Вечера на Карповке - Мария Семеновна Жукова
По другую сторону Аграфены Павловны сидела старшая дочь ее и какая-то гостья, дородная и жеманная, в темно-кофейной с собольим воротником телогрейке, которой она не снимала, несмотря ни на жар, ни на седьмую чашку чаю, которую выпивала, опрокидывая ее на блюдечко по окончании каждой чашки в знак, что не хочет больше, между тем как хозяйка снова наполняла ее чаем и потчевала гостью, приговаривая: «Прошу покорно!»

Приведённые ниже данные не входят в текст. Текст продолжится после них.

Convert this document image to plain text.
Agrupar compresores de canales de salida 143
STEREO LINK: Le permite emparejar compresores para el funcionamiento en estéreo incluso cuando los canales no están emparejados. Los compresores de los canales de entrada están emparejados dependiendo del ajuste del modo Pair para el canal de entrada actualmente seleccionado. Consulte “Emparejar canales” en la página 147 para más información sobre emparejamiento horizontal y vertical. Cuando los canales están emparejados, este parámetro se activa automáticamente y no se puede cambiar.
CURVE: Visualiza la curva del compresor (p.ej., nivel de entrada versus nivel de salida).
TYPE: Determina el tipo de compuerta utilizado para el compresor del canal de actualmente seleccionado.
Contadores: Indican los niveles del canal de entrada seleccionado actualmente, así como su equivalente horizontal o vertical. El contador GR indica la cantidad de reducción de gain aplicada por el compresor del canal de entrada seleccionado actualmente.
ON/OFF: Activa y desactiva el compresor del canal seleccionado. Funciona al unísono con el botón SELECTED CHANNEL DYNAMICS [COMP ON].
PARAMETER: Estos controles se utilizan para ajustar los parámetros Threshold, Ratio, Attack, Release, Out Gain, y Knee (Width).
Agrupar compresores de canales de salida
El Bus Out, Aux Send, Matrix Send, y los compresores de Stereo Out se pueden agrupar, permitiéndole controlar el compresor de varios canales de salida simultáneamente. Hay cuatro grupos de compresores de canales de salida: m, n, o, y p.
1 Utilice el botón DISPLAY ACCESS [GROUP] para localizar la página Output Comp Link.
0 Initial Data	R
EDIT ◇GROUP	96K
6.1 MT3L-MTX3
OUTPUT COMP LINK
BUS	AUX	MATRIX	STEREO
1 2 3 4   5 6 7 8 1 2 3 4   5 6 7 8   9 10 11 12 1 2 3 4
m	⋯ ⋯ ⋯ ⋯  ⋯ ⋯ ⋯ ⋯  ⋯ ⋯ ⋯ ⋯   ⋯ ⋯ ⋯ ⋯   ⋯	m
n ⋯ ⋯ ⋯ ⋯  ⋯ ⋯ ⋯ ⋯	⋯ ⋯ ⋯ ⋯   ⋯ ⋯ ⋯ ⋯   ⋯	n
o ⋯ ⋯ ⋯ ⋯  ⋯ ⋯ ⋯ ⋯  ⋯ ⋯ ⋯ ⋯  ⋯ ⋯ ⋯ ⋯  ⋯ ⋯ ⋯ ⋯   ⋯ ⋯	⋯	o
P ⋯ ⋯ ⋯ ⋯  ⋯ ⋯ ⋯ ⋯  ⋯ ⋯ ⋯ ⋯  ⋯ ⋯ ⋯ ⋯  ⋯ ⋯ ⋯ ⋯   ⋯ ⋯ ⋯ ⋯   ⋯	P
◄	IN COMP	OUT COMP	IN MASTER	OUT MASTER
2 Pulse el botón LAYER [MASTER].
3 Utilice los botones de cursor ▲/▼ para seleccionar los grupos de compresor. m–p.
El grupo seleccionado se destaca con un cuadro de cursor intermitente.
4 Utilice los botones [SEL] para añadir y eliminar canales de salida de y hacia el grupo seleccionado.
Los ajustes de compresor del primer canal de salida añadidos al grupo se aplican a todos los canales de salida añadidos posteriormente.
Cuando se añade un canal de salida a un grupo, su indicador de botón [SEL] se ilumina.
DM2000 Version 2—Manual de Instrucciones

У противоположной стены, возле стола, сидел Григорий Иванович, в темно-зеленом сюртуке, наглухо застегнутом, выставив вперед левую ногу, опираясь одною рукою на колено, другую положа на стол и с видом глубокомыслия устремив взор в шахматную доску. Он играл в шашки с соседом, толстым, несловоохотливым ратманом. Между ними стояли на столе два стакана с пуншем. «Искусно, сударь, искусно: да и мы не дадим промаха и в доведи вас не пустим. Вот так: раз и два! Что, хорошо?» – он засмеялся с самодовольным видом. «Подержимся еще, батюшка Григорий Иванович, поиграем», – отвечал противник его, задумываясь над шашкою. В продолжение некоторого времени в комнате только и были слышны стук шашек по мраморной доске, отрывистые слова играющих, шипенье самовара и прихлебывание чаю. Вдруг у ворот послышался стук; Анюта протерла тусклое стекло, чтоб посмотреть на двор. Тяжелые половинки ворот отворились со скрипом; цепная собака залаяла, как на своего; сердце Анюты забилось: кто-то въехал на двор. Она бросилась к дверям, но прежде, чем успела дойти до них, Иван Григорьевич стоял перед нею, прекрасный, как один из ангелов Иакова, о которых толковал дедушка. Ласково взглянув на жену, он остановил ее рукою и подошел к дедушке, потом к отцу и так далее, по старшинству, пока наконец перецеловал всех, начиная с матери до меньшой сестры, не исключая и толстой гостьи. Он оборотился к жене, которая, алея от радости, как утренняя заря, следовала взором за всеми движениями его. Он обнял ее и поцеловал очень тихо. Молодой человек не смел предаваться чувствам своим при отце и дедушке; зато взоры его вознаграждали Анюту за тягостное принуждение.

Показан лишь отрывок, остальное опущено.